Einen noch sehr viel krasseren und interessanteren Kontrast erlebten wir, als wir die Erlaubnis erhielten, im Vorfeld eines nationalen Pokalendspiels eine Straßensammlung vor dem Fußballstadion zu veranstalten; das Spiel wurde ausgetragen zwischen den beiden Giganten des schottischen Fußballs, den Glasgow Rangers und Celtic Glasgow. Das Konkurrenzverhältnis zwischen diesen beiden Teams steht in dem Ruf, womöglich die leidenschaftlichste Rivalität im gesamten Weltfußball zu sein, repräsentieren sie doch die Gruppierungen der Protestanten und der Katholiken Westschottlands und den reichlich abstoßenden historischen Ballast, der damit verbunden ist. Wir waren also nicht ganz frei von gewissen Befürchtungen, als wir uns mit unseren Sammelbüchsen unter die Fans mischten, die zu Zehntausenden ins Stadion strömten. Ich fragte mich, ob sie uns überhaupt wahrnehmen oder auf unsere Bitten reagieren würden. Meine Sorgen waren unberechtigt – sie spendeten in ganz unglaublichem Ausmaß. Es war die ergiebigste Spendenaktion, die wir bis dahin erlebt hatten. Ich vermute, dass ein bestimmtes Wettbewerbselement mit hineinspielte. Vielleicht nahmen sie ja an, dass wir die Erträge getrennt ermitteln würden, einerseits die von den Fans in Blau, andererseits die von den Fans in Grün, und das Ergebnis würden wir dann an die große Glocke hängen, sodass jeder es mitbekam. Oder vielleicht begünstigten auch die vor dem Spiel konsumierten Biere das Öffnen von Herzen und Geldbeuteln. Was auch immer die Gründe sein mögen (und ich bin sicher, in Wahrheit waren sie sehr viel ehrenwerter als meine Vermutungen), jedenfalls sammelten wir in der kurzen Zeit, während die Fans ins Stadion eingelassen wurden, eine absolute Rekordsumme. Die Verbindung mit diesen Fußballvereinen in Glasgow hatte übrigens auf unterschiedliche Weise noch weiter Bestand.

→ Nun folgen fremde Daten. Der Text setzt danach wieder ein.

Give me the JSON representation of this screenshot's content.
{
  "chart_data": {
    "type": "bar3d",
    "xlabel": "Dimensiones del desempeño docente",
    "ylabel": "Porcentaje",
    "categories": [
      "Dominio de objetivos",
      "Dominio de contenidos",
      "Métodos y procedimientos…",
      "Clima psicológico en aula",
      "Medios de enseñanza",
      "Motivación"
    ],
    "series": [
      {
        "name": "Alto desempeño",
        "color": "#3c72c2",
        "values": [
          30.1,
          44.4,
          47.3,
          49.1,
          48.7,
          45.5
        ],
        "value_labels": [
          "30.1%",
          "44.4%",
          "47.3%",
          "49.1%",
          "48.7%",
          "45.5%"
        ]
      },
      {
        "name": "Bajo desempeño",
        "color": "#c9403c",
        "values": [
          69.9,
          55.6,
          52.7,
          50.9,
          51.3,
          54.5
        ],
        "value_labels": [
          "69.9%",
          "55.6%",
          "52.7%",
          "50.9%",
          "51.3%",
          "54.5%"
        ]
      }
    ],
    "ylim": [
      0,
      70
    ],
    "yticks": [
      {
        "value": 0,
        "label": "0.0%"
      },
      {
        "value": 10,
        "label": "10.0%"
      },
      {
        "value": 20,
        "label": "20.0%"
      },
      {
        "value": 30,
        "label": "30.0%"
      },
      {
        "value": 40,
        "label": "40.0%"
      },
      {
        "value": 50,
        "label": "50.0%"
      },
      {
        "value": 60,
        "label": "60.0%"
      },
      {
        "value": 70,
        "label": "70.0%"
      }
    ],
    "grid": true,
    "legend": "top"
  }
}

Ein paar Jahre nach dieser Episode wurde ich zwei berühmten ehemaligen Fußballern vorgestellt, Frank McGarvey und Gordon Smith, die für Celtic bzw. die Rangers gespielt hatten. Sie beschlossen, ein Benefizspiel zwischen ehemaligen Spielern beider Clubs zu organisieren, um Spenden für uns einzutreiben. Als Celticfan und begeistertem Fußballspieler konnte mir natürlich nichts Besseres passieren. Sie buchten ein kleines Stadion im Glasgower East End und riefen ihre Freunde aus den beiden Clubs an. Viele berühmte Spieler waren bereit teilzunehmen.
Am Tag vor dem großen Ereignis redete ich kurz mit Frank über einige letzte Vorbereitungen. Ich wollte wissen, ob sein Team auch in Form war.
„Na ja, nicht so ganz“, antwortete er. „Einige haben auf den letzten Drücker noch abgesagt. Pack mal am besten deine Fußballschuhe ein.“
Ich lachte.
„Nein, ich mach keine Witze. Nimm deine Schuhe mit. Du bist schön groß, und du hast mir erzählt, dass du ein bisschen spielen kannst.“
Er hängte auf. Ich hörte auf zu lachen. Dann rief ich meine Freunde an, um ihnen die Neuigkeit mitzuteilen. Dann suchte ich nach meinen alten Schuhen, die ich schon seit einer Weile nicht mehr gebraucht hatte. Am nächsten Tag saß ich dann in der Umkleidekabine mit einer Gruppe von Spielern, lauter Kindheitshelden von mir, die sich über Taktik unterhielten und wie man die Rangers schlagen konnte. Ich erinnerte mich an zahlreiche Träume aus meiner Kindheit, die ganz genauso verlaufen waren. Das war schon sehr besonders.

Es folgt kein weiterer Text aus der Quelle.